A lot of people with BI said these screens were better but the was another problem, the higher the refresh rate the brighter the screen.

There's software to help reduce the screen brightness but it's not very good for BI's

To counter the brightness in a different way people put large neutral density filters over the screen instead.

I got myself a 144hz monitor and bought a neutral density filter that's used for film set lighting and put it over the screen. I noticed the improvement immediately.

It gives me 2 - 3 hours of stress-free screen time.

I've been trying to find these in off screen filter form to stick on my monitors because it would be easier but can't find one as yet.

Neutral density lens glasses would also work but I have not got around to finding them yet. (they are not sunglasses but more like professional aviation glasses).

Painting-girl profile image
Painting-girl

Thought of some more...Early on a neurologist suggested I got a secondhand exercise bike/elliptical via social media and did a minimum ten minutes a day ( I got one for free that way). There's a risk of deconditioning after a MTBI which adds to your other problems.

I would add that you should exercise Below the heart rate level that you experience increased tbi symptoms and to stop altogether if you get any increased symptoms, nausea, headache etc.

My short term memory was terrible - so I used to walk to the corner shop and try and remember just one item to buy.
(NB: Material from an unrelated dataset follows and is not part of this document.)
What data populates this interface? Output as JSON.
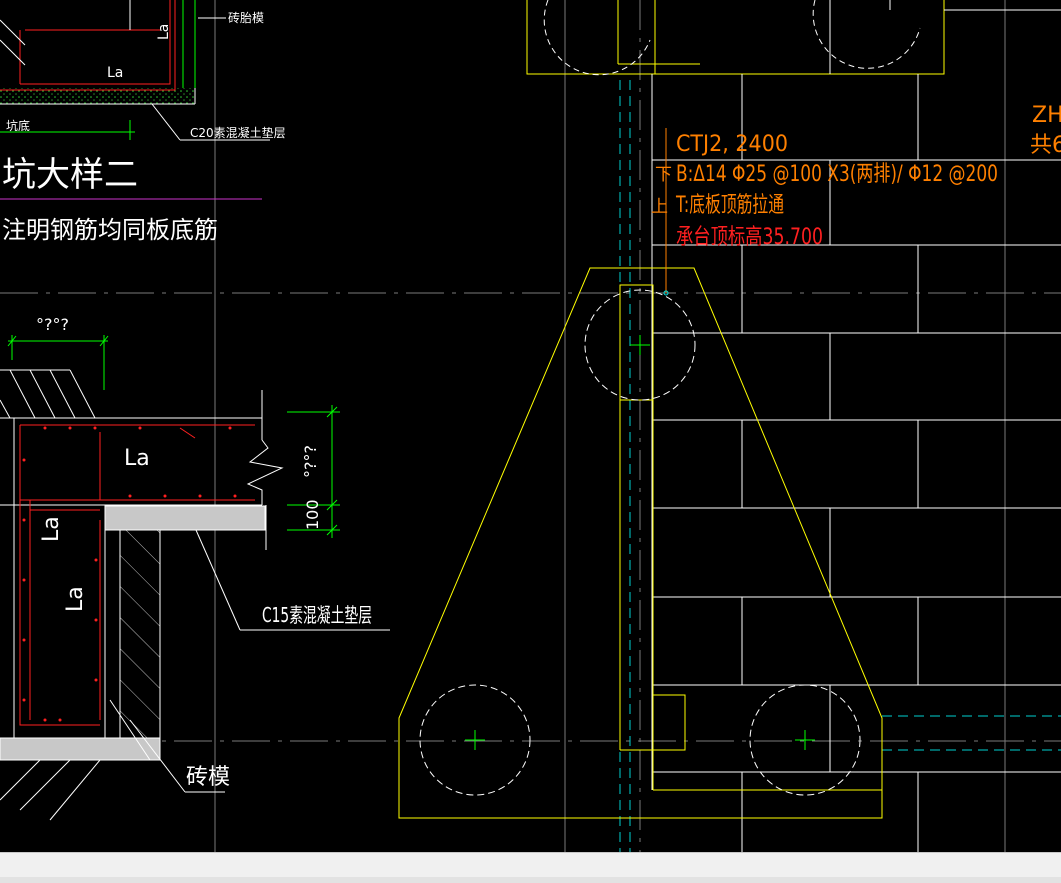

When that worked I went for two items, and so on. In the end I remembered most of my shopping lists even if sometimes I had to go through the till twice in one visit.

I started Italian on Duolingo early on when I read that learning languages was good brain training. It's based on repetition. I now know that it probably impacted my fatigue levels adversely - so it wouldn't be my first suggestion to anyone else. The interesting thing was that when I picked up the app the other day, I could remember a lot of the Italian vocabulary. Interesting that even when things are really quite bad early on, that with repetition you can still retain information and get it into long term memory?